Vers une viticulture régénératrice : pratiques innovantes et impacts concrets sur le sol
Face à ces risques, la viticulture wallonne expérimente de nouvelles voies, dans le sillage de la transition écologique et des exigences des consommateurs pour des produits durables. Voici les tendances qui marquent actuellement l’évolution des sols viticoles wallons, avec leur lot de bénéfices – et de défis.
La couverture végétale : moteur de biodiversité et de protection
La moitié des vignobles wallons plantés après 2015 privilégient désormais l’enherbement total ou partiel (source : Vitinéo, 2022). Laisser pousser un couvert végétal entre les rangs – trèfles, graminées, fleurs locales – présente de multiples avantages :
- Stabilisation du sol et réduction de l’érosion : un sol couvert perd 80% de moins de particules par ruissellement qu’un sol nu (source : Agroscope, 2017).
- Stimulation de la vie microbienne : les racines exsudent des sucres, nourrissant bactéries et champignons bénéfiques.
- Effet « pompier » en cas de fortes pluies : la structure racinaire absorbe l’excès d’eau.
L’enherbement peut cependant concurrencer la vigne sur l’eau et les nutriments par temps sec. De nombreux vignerons optent alors pour un enherbement alterné : une rangée sur deux, ou des couverts végétaux temporairement gérés selon la météo.
Le retour de la matière organique : composts, bois raméaux et couverts hivernaux
Dans un vignoble, la matière organique, c’est l’assurance d’une “soupe” biologique vivante. De plus en plus, les restes de taille, bois broyés et composts locaux remplacent les engrais chimiques. Une expérience menée au Domaine du Chenoy entre 2017 et 2021 a montré qu’un apport annuel de 10 tonnes/ha de compost issu des déchets verts permet d’augmenter le taux de matière organique de 0,3 points en 3 ans, tout en boostant l’activité des vers de terre (révélée par un doublement des galeries/m², source : Bulletin Wallon de Viticulture, 2022).
- Dynamisation du cycle de l’azote et du phosphore (libération lente, disponibilité accrue pour la vigne)

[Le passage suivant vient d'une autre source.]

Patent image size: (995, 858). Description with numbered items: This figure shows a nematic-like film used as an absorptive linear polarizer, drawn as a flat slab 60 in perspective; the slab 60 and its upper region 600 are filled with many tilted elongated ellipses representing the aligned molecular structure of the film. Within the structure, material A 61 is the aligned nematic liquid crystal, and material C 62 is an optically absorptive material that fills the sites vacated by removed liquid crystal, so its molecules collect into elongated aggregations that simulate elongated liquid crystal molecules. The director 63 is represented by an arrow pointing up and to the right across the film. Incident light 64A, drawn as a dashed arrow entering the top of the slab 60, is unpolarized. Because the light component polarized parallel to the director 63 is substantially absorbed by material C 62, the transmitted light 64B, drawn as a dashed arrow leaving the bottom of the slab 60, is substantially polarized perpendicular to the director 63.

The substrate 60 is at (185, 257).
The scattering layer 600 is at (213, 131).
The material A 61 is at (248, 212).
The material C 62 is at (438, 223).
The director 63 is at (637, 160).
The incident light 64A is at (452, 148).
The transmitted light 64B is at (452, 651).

- Meilleure rétention d’eau, résistance accrue aux périodes sèches
- Stimulation de la microfaune – nématodes, collemboles – et, à long terme, création d’agrégats stables
Travail du sol raisonné : réduire la compaction et renforcer le terroir
Adieu charrues lourdes et passages répétés ! Le non-labour ou le travail superficiel du sol se généralisent, aidés par des outils modernes (interceps, lames bineuses). Moins profond (5-10 cm), il limite la déstructuration du sol et encourage la stratification naturelle. Ce choix a pour effet :
- Moins de compaction : sur sols limoneux, la densité du sol est réduite jusqu’à 17% en 4 ans (source : CRA-W, projet Optisol, 2021).
- Mieux préserver la faune, notamment les lombrics essentiels à l’aération et au drainage naturel.

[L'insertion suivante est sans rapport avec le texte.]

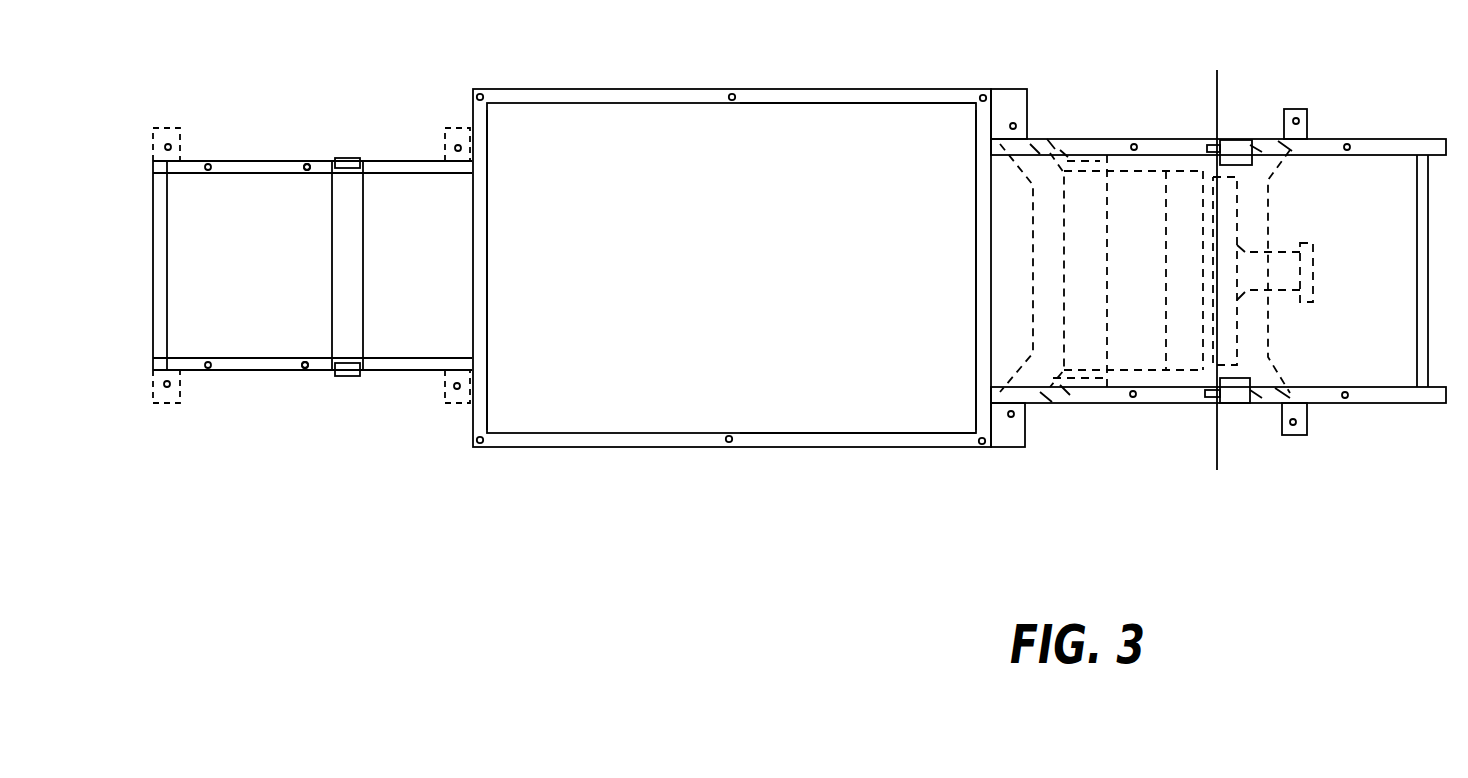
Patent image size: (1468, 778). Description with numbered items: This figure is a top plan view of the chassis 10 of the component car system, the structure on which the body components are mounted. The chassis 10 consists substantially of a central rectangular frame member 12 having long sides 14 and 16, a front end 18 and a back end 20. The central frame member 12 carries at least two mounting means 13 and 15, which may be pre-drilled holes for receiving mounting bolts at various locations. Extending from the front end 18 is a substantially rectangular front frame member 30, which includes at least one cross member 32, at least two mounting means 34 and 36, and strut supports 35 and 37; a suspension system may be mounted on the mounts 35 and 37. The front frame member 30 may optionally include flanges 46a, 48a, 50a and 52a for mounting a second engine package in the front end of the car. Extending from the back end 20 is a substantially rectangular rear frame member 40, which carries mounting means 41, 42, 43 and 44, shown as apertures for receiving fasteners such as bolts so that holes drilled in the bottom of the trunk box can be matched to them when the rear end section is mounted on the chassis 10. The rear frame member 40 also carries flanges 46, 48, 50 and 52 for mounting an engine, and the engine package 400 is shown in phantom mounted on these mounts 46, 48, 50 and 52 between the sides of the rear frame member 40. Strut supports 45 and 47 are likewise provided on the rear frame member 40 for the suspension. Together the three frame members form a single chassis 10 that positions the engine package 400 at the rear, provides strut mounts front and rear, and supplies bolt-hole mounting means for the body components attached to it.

The chassis 10 is at (718, 43).
The central rectangular frame member 12 is at (782, 447).
The mounting means 13 is at (732, 103).
The long side 14 is at (876, 103).
The mounting means 15 is at (729, 432).
The long side 16 is at (888, 433).
The front end 18 is at (487, 265).
The back end 20 is at (976, 270).
The front frame member 30 is at (233, 161).
The cross member 32 is at (360, 268).
The mounting means 34 is at (310, 173).
The strut support 35 is at (345, 158).
The mounting means 36 is at (305, 372).
The strut support 37 is at (347, 378).
The rear frame member 40 is at (1182, 139).
The mounting means 41 is at (1133, 403).
The mounting means 42 is at (1347, 140).
The mounting means 43 is at (1134, 140).
The mounting means 44 is at (1347, 403).
The strut support 45 is at (1238, 403).
The flange 46 is at (1305, 109).
The strut support 47 is at (1238, 140).
The flange 48 is at (1293, 435).
The flange 50 is at (1025, 447).
The flange 52 is at (1028, 95).
The flange 46a is at (447, 128).
The flange 48a is at (450, 403).
The flange 50a is at (160, 403).
The flange 52a is at (172, 128).
The engine package 400 is at (1085, 345).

- Favoriser la mycorhization, indispensable pour un ancrage racinaire profond et l’expression des arômes du terroir.
Viticulture biologique et biodynamique : quelles différences pour le sol ?
Plus de 18% des surfaces plantées en Wallonie sont désormais en bio (source : SPF Santé publique, rapport 2023). Les principes reposent sur l’exclusion totale des produits de synthèse, mais aussi sur des pratiques qui investissent dans la vie du sol :
- Utilisation d’infusions de plantes stimulantes (prêle, ortie), pour activer les processus biologiques naturels
- Apport de préparations biodynamiques (bouse de corne, silice), aux effets reconnus sur la structure et la fertilité du sol (source : études ITAB, 2021)
- Rôle-clé de la rotation des cultures et des haies – pour abriter des auxiliaires et casser la monotonie microbienne
L’impact le plus évident : des sols retrouvant leur structure grumeleuse, un microbiote diversifié, une moindre érosion. Les vignerons bio observent aussi des vignobles plus résilients lors des canicules récentes (été 2019-2020), la couverture organique jouant un rôle d’isolant contre la surchauffe.